Ruth Macklin’s article “Understanding Informed Consent” states, “researchers injected live cancer cells into elderly hospitalized patients. Some of these patients were suffering from dementia, all were sick, and their capacity to consent was not determined.” This case connects back to the history presented in Skloot’s book at the time. Medical consent was not something that was commonly practiced in the 1950’s and 1960’s. Some may claim that it is not necessary to inform the patients of the procedures they will undergoing.
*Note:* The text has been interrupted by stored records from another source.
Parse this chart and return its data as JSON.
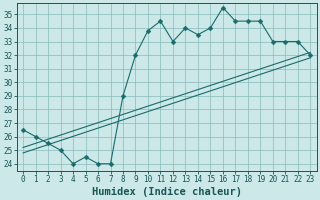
{
  "xlabel": "Humidex (Indice chaleur)",
  "bg_color": "#cce8e8",
  "grid_color": "#88bbbb",
  "line_color": "#1a6b6b",
  "marker_color": "#1a6b6b",
  "xlim": [
    -0.5,
    23.5
  ],
  "ylim": [
    23.5,
    35.8
  ],
  "xticks": [
    0,
    1,
    2,
    3,
    4,
    5,
    6,
    7,
    8,
    9,
    10,
    11,
    12,
    13,
    14,
    15,
    16,
    17,
    18,
    19,
    20,
    21,
    22,
    23
  ],
  "yticks": [
    24,
    25,
    26,
    27,
    28,
    29,
    30,
    31,
    32,
    33,
    34,
    35
  ],
  "series1_x": [
    0,
    1,
    2,
    3,
    4,
    5,
    6,
    7,
    8,
    9,
    10,
    11,
    12,
    13,
    14,
    15,
    16,
    17,
    18,
    19,
    20,
    21,
    22,
    23
  ],
  "series1_y": [
    26.5,
    26.0,
    25.5,
    25.0,
    24.0,
    24.5,
    24.0,
    24.0,
    29.0,
    32.0,
    33.8,
    34.5,
    33.0,
    34.0,
    33.5,
    34.0,
    35.5,
    34.5,
    34.5,
    34.5,
    33.0,
    33.0,
    33.0,
    32.0
  ],
  "series2_x": [
    0,
    23
  ],
  "series2_y": [
    25.2,
    32.2
  ],
  "series3_x": [
    0,
    23
  ],
  "series3_y": [
    24.8,
    31.8
  ],
  "tick_fontsize": 5.5,
  "xlabel_fontsize": 7.5
}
Raanan Gillon in his article “Consent” explores the counterarguments of giving the subject or patient the authority to consent to studies.

He claims, “Patients, they say, are unnecessarily alarmed and their medical state unnecessarily impaired if they have to be given information about their diagnosis or prognosis or risks associated with their proposed management and treatment.” Gillon is referring to those doctors who believe that giving such power of authority to the patient will bring more unwanted problems that doctors could avoid by withholding crucial information. Consent is something that is mutual between two individuals and is the foundation of trust. When conducting studies that could potentially put a patient in danger, trust is the only thing that holds each party accountable. Unfortunately for African Americans, trust is something that is very rare and hard won. We continue to hope that time will mend these scars from our dark American past and that the nation may at last become united.